For healthcare the word 'modernisation' is well chosen: the demand from patients tends to be for the latest, most up-to-date, cutting-edge treatment. In education, on the other hand, modernisation tends not to be what parents want for their children: 'new', in many people's educational terminology, goes with 'fangled', and 'modern' goes with 'secondary' - commonly viewed as the very embodiment of failure and blighted lives.
More than£1.16bn has been earmarked for the health modernisation fund this year - equivalent to nearly 3 per cent of the total English NHS budget. Similar amounts have been allocated for the remaining two years of the current Parliament - bringing the total spend on modernisation to about£3bn.
Significantly, the health modernisation fund also represents more than one-third of the cash increase in the total NHS budget between 1998-99 and this year, and more than 50 per cent of the real (ie GDP-deflated) increase.
The government's aims for the health modernisation fund were set out in the 1997 comprehensive spending review and included the (now nearly defunct) waiting list pledge, and a host of somewhat miscellaneous initiatives and programmes - from Diana nurses to NHS Direct.
A comparatively small proportion of the health modernisation fund has been or will be allocated directly to trusts. Health authorities will receive shares of the fund either through their main allocations or on the basis of specific plans - for example, to tackle long waiting lists. But more than half the fund is held centrally, to be distributed in a variety of ways.
None of these allocative mechanisms are particularly unusual - the Department of Health and the NHS Executive have often retained part of the total health service budget for redistribution to specific projects or to be spent on national schemes. More unusual, perhaps, is the scale of the funds either retained or handed over to the service and tied to planned developments approved by the centre.

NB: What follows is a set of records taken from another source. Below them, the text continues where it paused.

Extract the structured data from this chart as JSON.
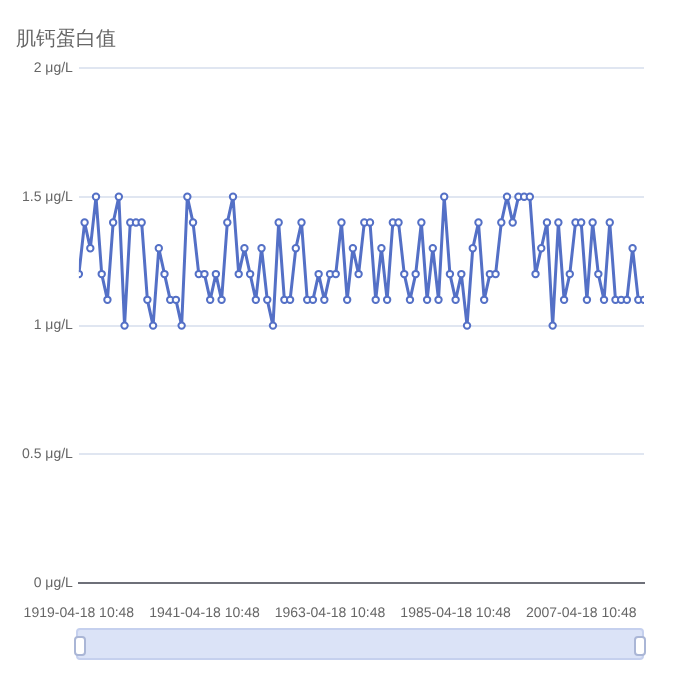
{
  "chart_data": {
    "type": "line",
    "title": "肌钙蛋白值",
    "x": [
      "1919-04-18T10:48",
      "1920-04-18T10:48",
      "1921-04-18T10:48",
      "1922-04-18T10:48",
      "1923-04-18T10:48",
      "1924-04-18T10:48",
      "1925-04-18T10:48",
      "1926-04-18T10:48",
      "1927-04-18T10:48",
      "1928-04-18T10:48",
      "1929-04-18T10:48",
      "1930-04-18T10:48",
      "1931-04-18T10:48",
      "1932-04-18T10:48",
      "1933-04-18T10:48",
      "1934-04-18T10:48",
      "1935-04-18T10:48",
      "1936-04-18T10:48",
      "1937-04-18T10:48",
      "1938-04-18T10:48",
      "1939-04-18T10:48",
      "1940-04-18T10:48",
      "1941-04-18T10:48",
      "1942-04-18T10:48",
      "1943-04-18T10:48",
      "1944-04-18T10:48",
      "1945-04-18T10:48",
      "1946-04-18T10:48",
      "1947-04-18T10:48",
      "1948-04-18T10:48",
      "1949-04-18T10:48",
      "1950-04-18T10:48",
      "1951-04-18T10:48",
      "1952-04-18T10:48",
      "1953-04-18T10:48",
      "1954-04-18T10:48",
      "1955-04-18T10:48",
      "1956-04-18T10:48",
      "1957-04-18T10:48",
      "1958-04-18T10:48",
      "1959-04-18T10:48",
      "1960-04-18T10:48",
      "1961-04-18T10:48",
      "1962-04-18T10:48",
      "1963-04-18T10:48",
      "1964-04-18T10:48",
      "1965-04-18T10:48",
      "1966-04-18T10:48",
      "1967-04-18T10:48",
      "1968-04-18T10:48",
      "1969-04-18T10:48",
      "1970-04-18T10:48",
      "1971-04-18T10:48",
      "1972-04-18T10:48",
      "1973-04-18T10:48",
      "1974-04-18T10:48",
      "1975-04-18T10:48",
      "1976-04-18T10:48",
      "1977-04-18T10:48",
      "1978-04-18T10:48",
      "1979-04-18T10:48",
      "1980-04-18T10:48",
      "1981-04-18T10:48",
      "1982-04-18T10:48",
      "1983-04-18T10:48",
      "1984-04-18T10:48",
      "1985-04-18T10:48",
      "1986-04-18T10:48",
      "1987-04-18T10:48",
      "1988-04-18T10:48",
      "1989-04-18T10:48",
      "1990-04-18T10:48",
      "1991-04-18T10:48",
      "1992-04-18T10:48",
      "1993-04-18T10:48",
      "1994-04-18T10:48",
      "1995-04-18T10:48",
      "1996-04-18T10:48",
      "1997-04-18T10:48",
      "1998-04-18T10:48",
      "1999-04-18T10:48",
      "2000-04-18T10:48",
      "2001-04-18T10:48",
      "2002-04-18T10:48",
      "2003-04-18T10:48",
      "2004-04-18T10:48",
      "2005-04-18T10:48",
      "2006-04-18T10:48",
      "2007-04-18T10:48",
      "2008-04-18T10:48",
      "2009-04-18T10:48",
      "2010-04-18T10:48",
      "2011-04-18T10:48",
      "2012-04-18T10:48",
      "2013-04-18T10:48",
      "2014-04-18T10:48",
      "2015-04-18T10:48",
      "2016-04-18T10:48",
      "2017-04-18T10:48",
      "2018-04-18T10:48"
    ],
    "series": [
      {
        "color": "#5470c6",
        "values": [
          1.2,
          1.4,
          1.3,
          1.5,
          1.2,
          1.1,
          1.4,
          1.5,
          1.0,
          1.4,
          1.4,
          1.4,
          1.1,
          1.0,
          1.3,
          1.2,
          1.1,
          1.1,
          1.0,
          1.5,
          1.4,
          1.2,
          1.2,
          1.1,
          1.2,
          1.1,
          1.4,
          1.5,
          1.2,
          1.3,
          1.2,
          1.1,
          1.3,
          1.1,
          1.0,
          1.4,
          1.1,
          1.1,
          1.3,
          1.4,
          1.1,
          1.1,
          1.2,
          1.1,
          1.2,
          1.2,
          1.4,
          1.1,
          1.3,
          1.2,
          1.4,
          1.4,
          1.1,
          1.3,
          1.1,
          1.4,
          1.4,
          1.2,
          1.1,
          1.2,
          1.4,
          1.1,
          1.3,
          1.1,
          1.5,
          1.2,
          1.1,
          1.2,
          1.0,
          1.3,
          1.4,
          1.1,
          1.2,
          1.2,
          1.4,
          1.5,
          1.4,
          1.5,
          1.5,
          1.5,
          1.2,
          1.3,
          1.4,
          1.0,
          1.4,
          1.1,
          1.2,
          1.4,
          1.4,
          1.1,
          1.4,
          1.2,
          1.1,
          1.4,
          1.1,
          1.1,
          1.1,
          1.3,
          1.1,
          1.1
        ]
      }
    ],
    "xlim": [
      "1919-04-18T10:48",
      "2018-04-18T10:48"
    ],
    "xticks": [
      {
        "value": "1919-04-18T10:48",
        "label": "1919-04-18 10:48"
      },
      {
        "value": "1941-04-18T10:48",
        "label": "1941-04-18 10:48"
      },
      {
        "value": "1963-04-18T10:48",
        "label": "1963-04-18 10:48"
      },
      {
        "value": "1985-04-18T10:48",
        "label": "1985-04-18 10:48"
      },
      {
        "value": "2007-04-18T10:48",
        "label": "2007-04-18 10:48"
      }
    ],
    "ylim": [
      0,
      2
    ],
    "yticks": [
      {
        "value": 0,
        "label": "0 μg/L"
      },
      {
        "value": 0.5,
        "label": "0.5 μg/L"
      },
      {
        "value": 1,
        "label": "1 μg/L"
      },
      {
        "value": 1.5,
        "label": "1.5 μg/L"
      },
      {
        "value": 2,
        "label": "2 μg/L"
      }
    ],
    "grid": "y",
    "marker": "circle",
    "line_style": "solid",
    "legend": false
  }
}
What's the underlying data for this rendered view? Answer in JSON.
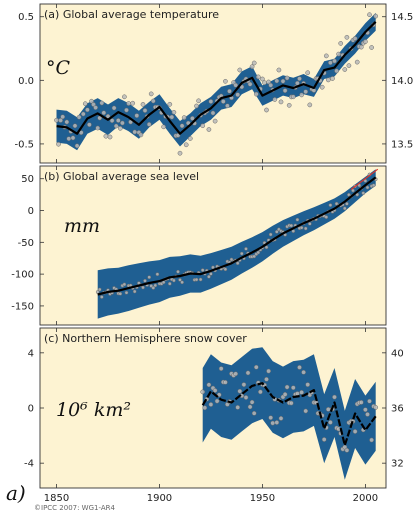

Bearing in mind that the modernisation fund represents more than half the real increase available to the NHS this year, the degree of freedom for local commissioners and providers to make judgements about the use of the additional money on the basis of local circumstances is limited.
On the face of it, primary care - a key priority area - is a significant beneficiary of money from the modernisation fund. But 44 per cent of the primary care element relates simply to the reallocation of the management allowance previously spent under the GP fundholding scheme, and a further 13 per cent has been allocated for inflation on the general medical services budget and for the costs of closing down GP fundholding.
Is the modernisation fund simply a bit of presentational rhetoric? Is it rather post-modern - an eclectic pastiche of previous, familiar spending initiatives? Or is it in fact just an old-fashioned device, beloved of exchequers everywhere, to try to ensure that it is possible to trace a connection between every extra pound they dole out and increases in the volume and efficiency of public services?
Of course, to believe that the Treasury takes a relaxed, laissez-faire attitude to the spending of other people's money is stretching credulity. Whether the repackaging of a large slice of additional NHS funding produces the hoped-for service improvements remains to be seen. If it does - and experience suggests that targeted money combined with political will and performance monitoring does produce change - then the NHS should perhaps prepare for the next round of the comprehensive spending review to deliver an expanded health modernisation fund mark II.